Martin Creed's Words and Music

The artist's rambling thoughts and comic songs prove both fascinating and frustrating

★★★
theatre review (edinburgh) | Read in About 2 minutes
Published 07 Aug 2017
33332 large
102793 original

Artist Martin Creed’s show defies easy categorisation. He shares some thoughts, from the problem with trousers to the inadequacies of language to explanations of his sculptures. He plays some songs: some illustrate his musings, some are aural non-sequiturs.

Words and Music is ambling, rambling, and shambling. With his wild hair and owlish glasses, Creed comes across like a semiotics professor giving a lecture after smoking too much skunk. He trips over his own feet, and given his "y’know"-peppered inarticulacy and mid-sentence swerves, you wonder if it might genuinely be unscripted.
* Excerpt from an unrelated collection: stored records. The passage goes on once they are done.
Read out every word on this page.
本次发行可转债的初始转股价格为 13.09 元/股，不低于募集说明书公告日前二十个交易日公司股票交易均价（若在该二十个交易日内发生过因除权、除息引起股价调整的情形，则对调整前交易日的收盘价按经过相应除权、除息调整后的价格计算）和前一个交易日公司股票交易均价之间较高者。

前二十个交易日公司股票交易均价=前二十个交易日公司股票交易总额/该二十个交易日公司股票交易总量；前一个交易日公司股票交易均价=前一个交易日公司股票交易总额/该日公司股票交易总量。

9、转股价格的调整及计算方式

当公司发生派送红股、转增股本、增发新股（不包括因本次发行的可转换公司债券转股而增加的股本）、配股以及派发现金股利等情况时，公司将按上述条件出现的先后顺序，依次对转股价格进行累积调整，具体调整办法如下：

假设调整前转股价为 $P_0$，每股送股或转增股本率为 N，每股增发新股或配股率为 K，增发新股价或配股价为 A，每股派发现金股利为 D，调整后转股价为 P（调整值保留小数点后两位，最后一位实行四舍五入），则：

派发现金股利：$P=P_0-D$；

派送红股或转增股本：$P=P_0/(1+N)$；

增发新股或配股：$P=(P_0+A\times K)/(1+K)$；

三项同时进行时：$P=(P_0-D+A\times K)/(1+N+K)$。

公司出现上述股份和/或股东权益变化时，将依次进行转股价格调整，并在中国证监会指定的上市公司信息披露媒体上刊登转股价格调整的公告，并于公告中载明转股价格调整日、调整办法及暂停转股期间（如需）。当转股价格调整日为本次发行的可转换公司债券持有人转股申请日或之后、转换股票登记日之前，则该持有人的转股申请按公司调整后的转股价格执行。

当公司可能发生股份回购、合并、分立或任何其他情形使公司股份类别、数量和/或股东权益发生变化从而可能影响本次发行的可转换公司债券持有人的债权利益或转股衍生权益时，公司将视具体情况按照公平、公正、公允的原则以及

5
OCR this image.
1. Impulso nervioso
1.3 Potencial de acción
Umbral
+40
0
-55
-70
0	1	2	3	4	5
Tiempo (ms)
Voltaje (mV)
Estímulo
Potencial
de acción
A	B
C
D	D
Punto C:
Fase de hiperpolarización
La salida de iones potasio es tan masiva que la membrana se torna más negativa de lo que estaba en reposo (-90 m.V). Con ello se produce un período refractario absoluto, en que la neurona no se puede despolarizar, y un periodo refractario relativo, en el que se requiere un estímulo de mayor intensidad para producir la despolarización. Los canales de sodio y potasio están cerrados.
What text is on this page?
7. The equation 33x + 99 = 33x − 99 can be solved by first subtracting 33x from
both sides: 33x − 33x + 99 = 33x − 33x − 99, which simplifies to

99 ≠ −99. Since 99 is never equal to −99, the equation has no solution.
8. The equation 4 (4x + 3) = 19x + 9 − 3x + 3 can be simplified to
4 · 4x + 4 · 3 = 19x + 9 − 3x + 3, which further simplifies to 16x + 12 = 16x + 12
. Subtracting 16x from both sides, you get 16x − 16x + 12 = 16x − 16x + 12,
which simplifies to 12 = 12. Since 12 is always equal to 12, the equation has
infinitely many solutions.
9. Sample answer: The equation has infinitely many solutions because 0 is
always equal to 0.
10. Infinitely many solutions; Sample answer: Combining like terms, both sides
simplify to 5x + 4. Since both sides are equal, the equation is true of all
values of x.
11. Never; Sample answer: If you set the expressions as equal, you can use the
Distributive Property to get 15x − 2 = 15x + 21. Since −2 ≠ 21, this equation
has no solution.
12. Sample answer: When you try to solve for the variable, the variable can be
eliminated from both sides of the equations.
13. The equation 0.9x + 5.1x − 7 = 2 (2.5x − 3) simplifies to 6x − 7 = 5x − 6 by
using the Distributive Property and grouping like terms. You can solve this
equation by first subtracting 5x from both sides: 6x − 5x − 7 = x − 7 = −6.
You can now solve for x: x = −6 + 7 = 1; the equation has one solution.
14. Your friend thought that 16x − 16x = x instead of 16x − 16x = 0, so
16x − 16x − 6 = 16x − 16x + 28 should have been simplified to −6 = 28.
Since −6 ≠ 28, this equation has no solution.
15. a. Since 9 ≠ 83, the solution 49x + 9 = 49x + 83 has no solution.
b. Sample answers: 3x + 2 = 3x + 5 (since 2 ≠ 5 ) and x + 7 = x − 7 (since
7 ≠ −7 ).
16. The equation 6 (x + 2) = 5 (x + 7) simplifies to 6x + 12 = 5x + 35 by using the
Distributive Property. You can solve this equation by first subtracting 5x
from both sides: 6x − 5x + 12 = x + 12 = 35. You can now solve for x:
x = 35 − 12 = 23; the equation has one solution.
Presumably that’s the point, in a show about what we can and can’t communicate. Or a point, at least.

It can be banal, it can be profound; it can be funny, and it can be serious. It certainly outstays its welcome – there’s a steady trickle of walk-outs as he sails way past the hour-mark without a hint that he’s coming to any conclusions, in meaning or duration.

But Creed has a pretty unique view on the world, and it’s fascinating trying to share his headspace: his thoughts on the impossibility of understanding or effectively conveying feelings are entertainingly unpacked, for instance. He plays with language like it’s a toy: border control is a con, a bore. He doesn’t like borders, because they aim to be fixed, definite. Which makes them inhuman, inhumane. Anyway, trying to have borders is like “drawing lines in soup”. If the show is ‘about’ anything, I suppose it might be this: the impossibility of certainty. Nothing is definite. Least of all this interpretation.